Readers who were not there may wonder who would vote against conscience protection, something we must all want for ourselves. Those who were there have told me that another motion, on revisiting the CMA euthanasia policy, was passed partly by the votes of those who wanted the euphemism “medical aid in dying” removed from CMA policy and returned to the euthanasia partisans who invented it.
The result of these two strategic motions was that an appearance of newfound approval for euthanasia and assisted suicide could be plausibly awarded to the CMA by an eager media. If CMA members wonder when we specifically voted on this tectonic shift in position, the answer is we didn’t.

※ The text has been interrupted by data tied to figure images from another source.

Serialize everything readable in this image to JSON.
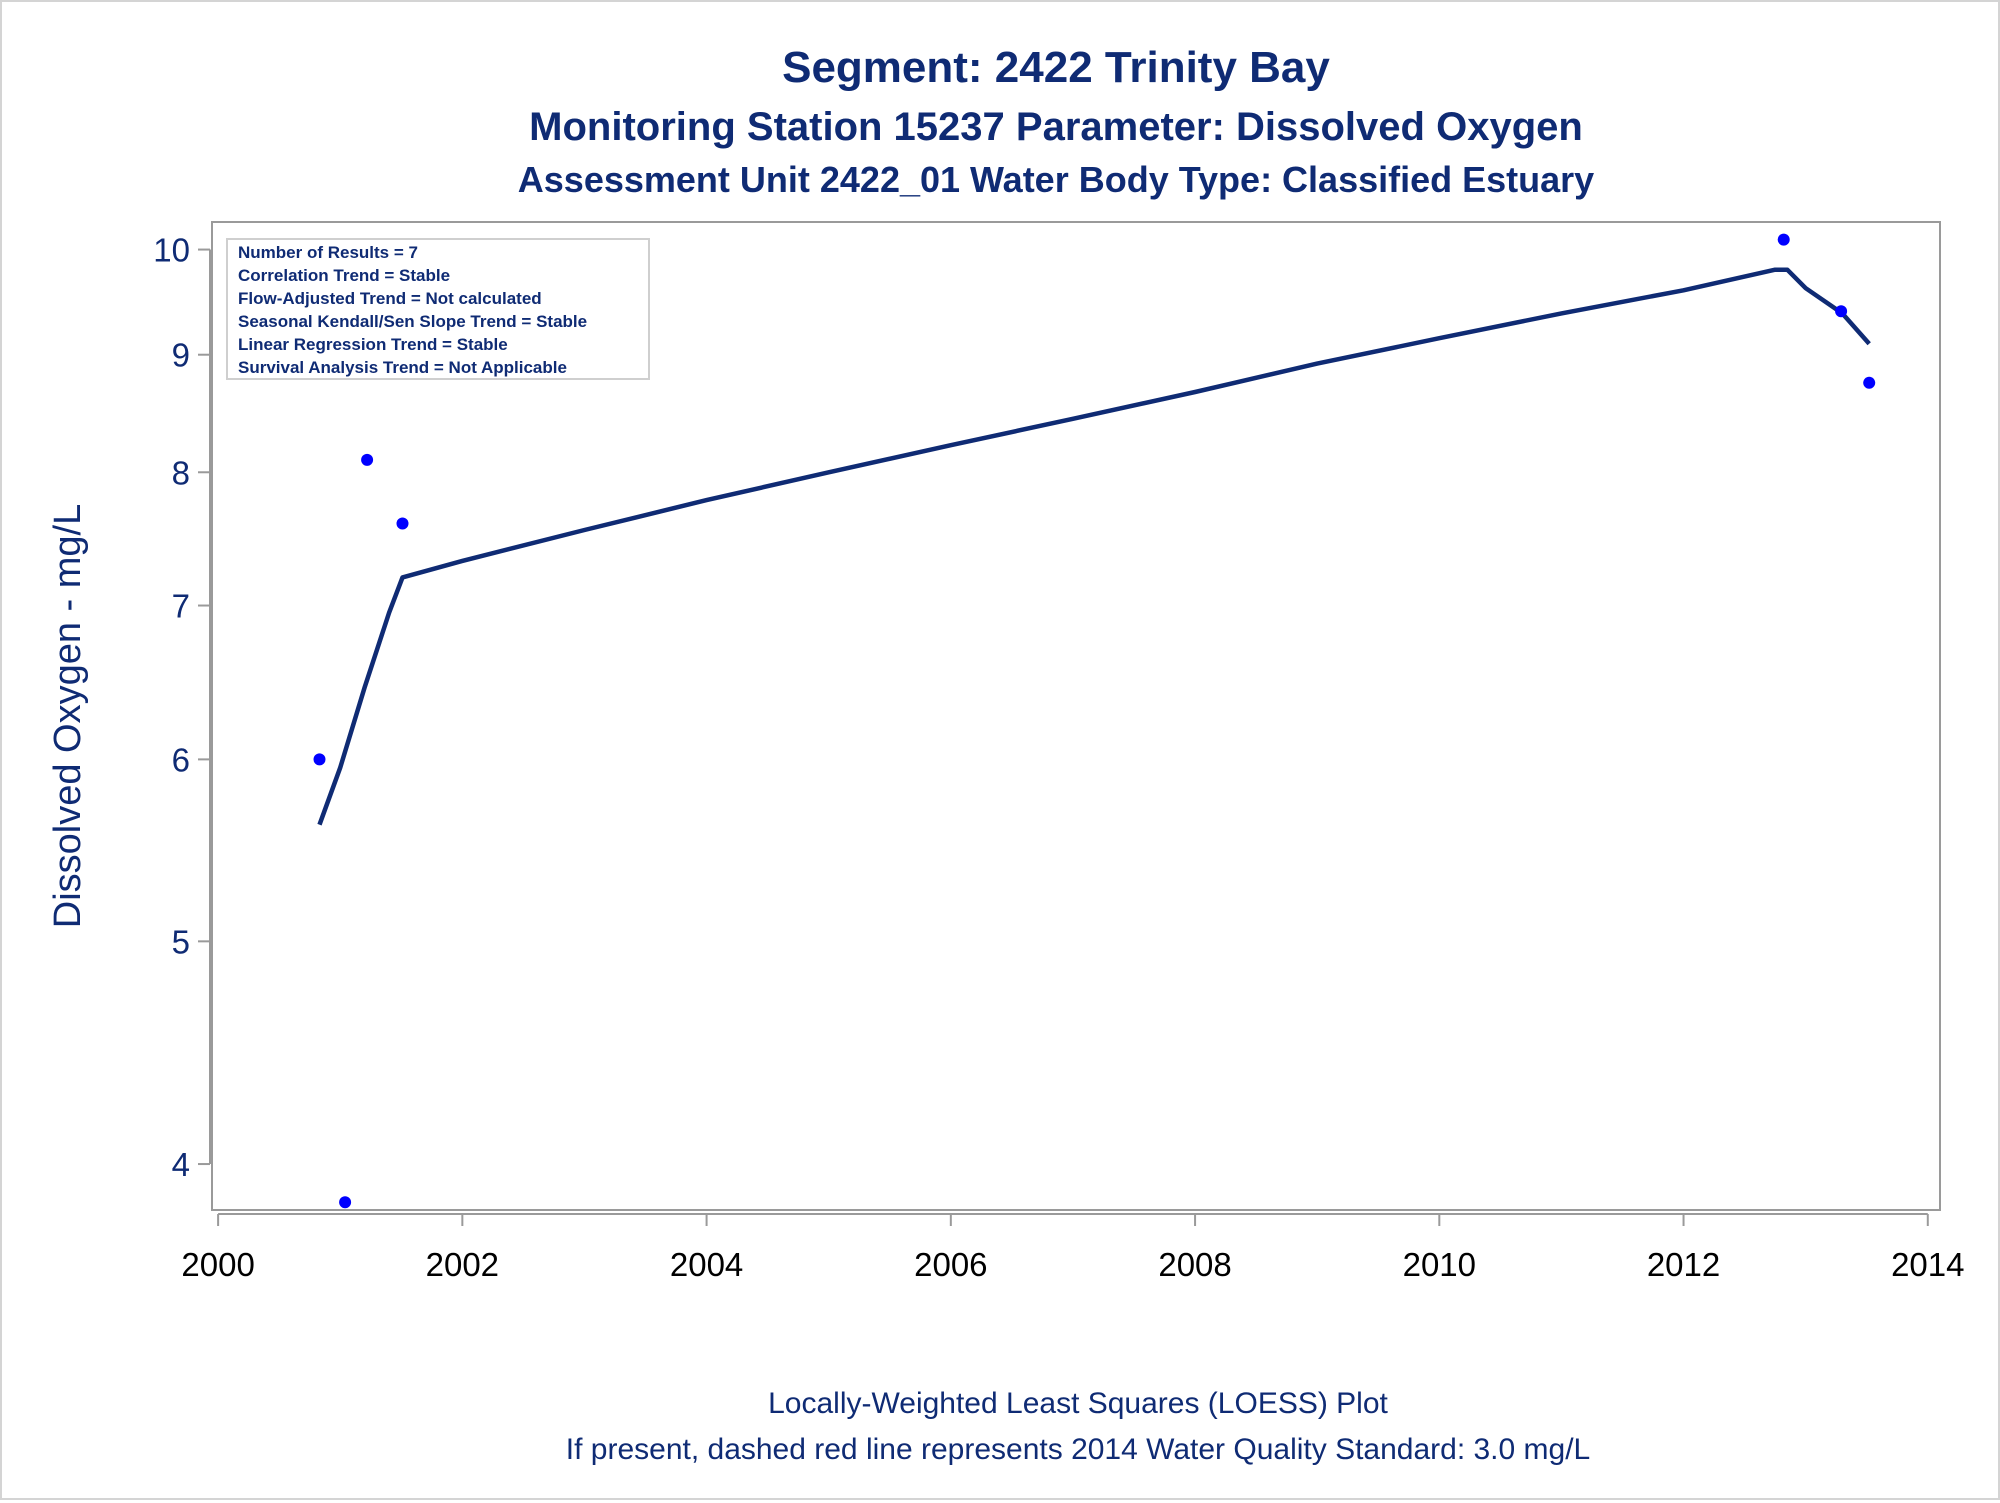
{
  "titles": {
    "line1": "Segment: 2422  Trinity Bay",
    "line2": "Monitoring Station 15237 Parameter: Dissolved Oxygen",
    "line3": "Assessment Unit 2422_01   Water Body Type: Classified Estuary"
  },
  "footnotes": {
    "line1": "Locally-Weighted Least Squares (LOESS) Plot",
    "line2": "If present, dashed red line represents 2014 Water Quality Standard: 3.0 mg/L"
  },
  "stats_box": [
    "Number of Results = 7",
    "Correlation Trend = Stable",
    "Flow-Adjusted Trend = Not calculated",
    "Seasonal Kendall/Sen Slope Trend = Stable",
    "Linear Regression Trend = Stable",
    "Survival Analysis Trend = Not Applicable"
  ],
  "colors": {
    "text": "#0f2b74",
    "line": "#0f2b74",
    "points": "#0000ff",
    "axes": "#9a9a9a"
  },
  "chart_data": {
    "type": "scatter",
    "title": "Segment: 2422  Trinity Bay",
    "xlabel": "",
    "ylabel": "Dissolved Oxygen - mg/L",
    "x_scale": "linear",
    "y_scale": "log",
    "xlim": [
      1999.95,
      2014.1
    ],
    "ylim": [
      3.82,
      10.28
    ],
    "x_ticks": [
      2000,
      2002,
      2004,
      2006,
      2008,
      2010,
      2012,
      2014
    ],
    "y_ticks": [
      4,
      5,
      6,
      7,
      8,
      9,
      10
    ],
    "grid": false,
    "series": [
      {
        "kind": "points",
        "x": [
          2000.83,
          2001.04,
          2001.22,
          2001.51,
          2012.82,
          2013.29,
          2013.52
        ],
        "y": [
          6.0,
          3.85,
          8.1,
          7.6,
          10.1,
          9.4,
          8.75
        ]
      },
      {
        "kind": "loess",
        "x": [
          2000.83,
          2001.0,
          2001.2,
          2001.4,
          2001.51,
          2002.0,
          2003.0,
          2004.0,
          2005.0,
          2006.0,
          2007.0,
          2008.0,
          2009.0,
          2010.0,
          2011.0,
          2012.0,
          2012.75,
          2012.85,
          2013.0,
          2013.3,
          2013.52
        ],
        "y": [
          5.62,
          5.95,
          6.45,
          6.95,
          7.2,
          7.32,
          7.55,
          7.78,
          8.0,
          8.22,
          8.44,
          8.67,
          8.92,
          9.15,
          9.38,
          9.6,
          9.8,
          9.8,
          9.62,
          9.38,
          9.1
        ]
      }
    ]
  }
}
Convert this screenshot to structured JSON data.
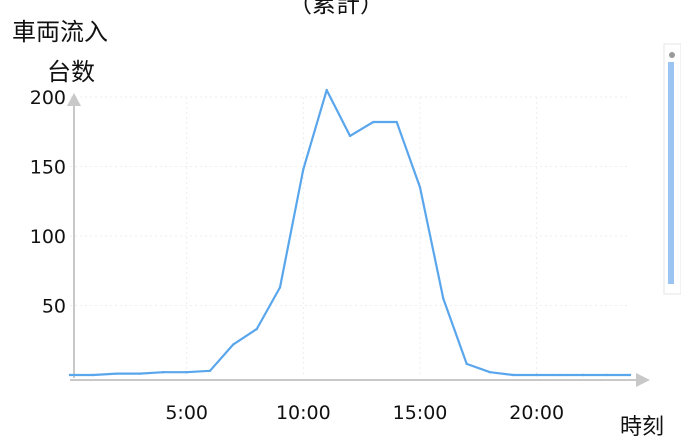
{
  "chart_data": {
    "type": "line",
    "title": "（累計）",
    "ylabel_line1": "車両流入",
    "ylabel_line2": "台数",
    "xlabel": "時刻",
    "xlim": [
      0,
      24
    ],
    "ylim": [
      0,
      200
    ],
    "x_ticks": [
      {
        "value": 5,
        "label": "5:00"
      },
      {
        "value": 10,
        "label": "10:00"
      },
      {
        "value": 15,
        "label": "15:00"
      },
      {
        "value": 20,
        "label": "20:00"
      }
    ],
    "y_ticks": [
      {
        "value": 50,
        "label": "50"
      },
      {
        "value": 100,
        "label": "100"
      },
      {
        "value": 150,
        "label": "150"
      },
      {
        "value": 200,
        "label": "200"
      }
    ],
    "grid": true,
    "series": [
      {
        "color": "#5aa6ec",
        "points": [
          {
            "x": 0,
            "y": 0
          },
          {
            "x": 1,
            "y": 0
          },
          {
            "x": 2,
            "y": 1
          },
          {
            "x": 3,
            "y": 1
          },
          {
            "x": 4,
            "y": 2
          },
          {
            "x": 5,
            "y": 2
          },
          {
            "x": 6,
            "y": 3
          },
          {
            "x": 7,
            "y": 22
          },
          {
            "x": 8,
            "y": 33
          },
          {
            "x": 9,
            "y": 63
          },
          {
            "x": 10,
            "y": 148
          },
          {
            "x": 11,
            "y": 205
          },
          {
            "x": 12,
            "y": 172
          },
          {
            "x": 13,
            "y": 182
          },
          {
            "x": 14,
            "y": 182
          },
          {
            "x": 15,
            "y": 135
          },
          {
            "x": 16,
            "y": 55
          },
          {
            "x": 17,
            "y": 8
          },
          {
            "x": 18,
            "y": 2
          },
          {
            "x": 19,
            "y": 0
          },
          {
            "x": 20,
            "y": 0
          },
          {
            "x": 21,
            "y": 0
          },
          {
            "x": 22,
            "y": 0
          },
          {
            "x": 23,
            "y": 0
          },
          {
            "x": 24,
            "y": 0
          }
        ]
      }
    ],
    "colors": {
      "line": "#5aa6ec",
      "axis": "#c8c8c8",
      "grid": "#eeeeee",
      "side_bar": "#9cc4f2"
    }
  }
}
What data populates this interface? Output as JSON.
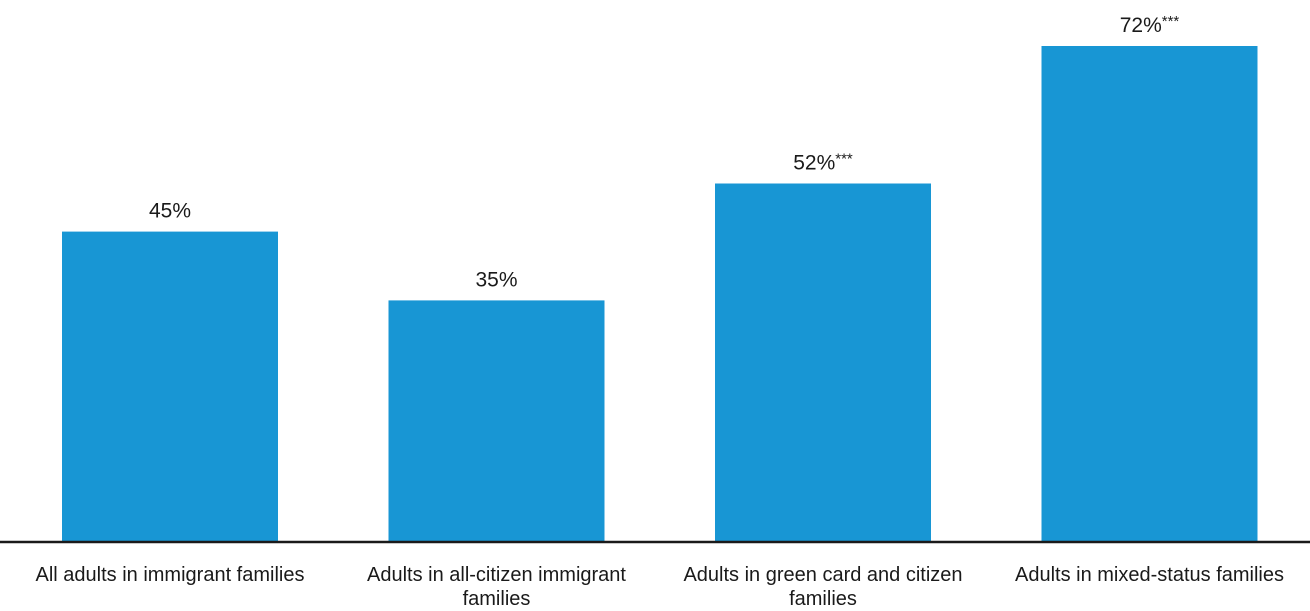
{
  "chart_data": {
    "type": "bar",
    "categories": [
      [
        "All adults in immigrant families"
      ],
      [
        "Adults in all-citizen immigrant",
        "families"
      ],
      [
        "Adults in green card and citizen",
        "families"
      ],
      [
        "Adults in mixed-status families"
      ]
    ],
    "values": [
      45,
      35,
      52,
      72
    ],
    "value_labels": [
      "45%",
      "35%",
      "52%",
      "72%"
    ],
    "significance_marks": [
      "",
      "",
      "***",
      "***"
    ],
    "unit": "%",
    "ylim": [
      0,
      75
    ],
    "grid": false,
    "legend": "none",
    "colors": {
      "bar": "#1896d4",
      "axis": "#1a1a1a",
      "text": "#1a1a1a"
    }
  }
}
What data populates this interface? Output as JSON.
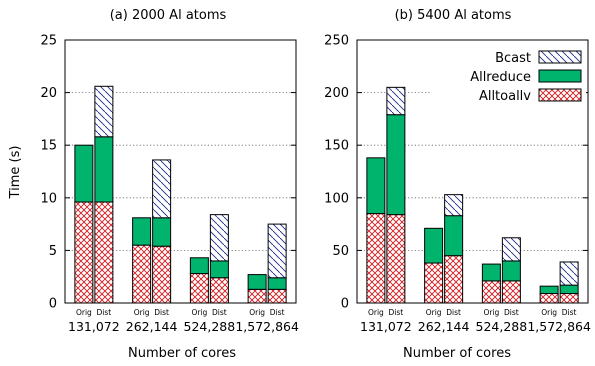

Our patients speak up on both sides of this and many other issues. We could adopt a corresponding ambivalence about whether doctors should kill or facilitate suicide, or we could heed the warning signs from places like Belgium where these practices have become entrenched. The real risks of wrongful death could be glossed over, or we could do our job as doctors and warn the public accordingly.
Palliative sedation is the currently legal answer to almost all of the publicly admitted agenda of the right-to-die movement. We should be putting all our indignation into implementing great palliative care, a goal shared by everyone at General Council.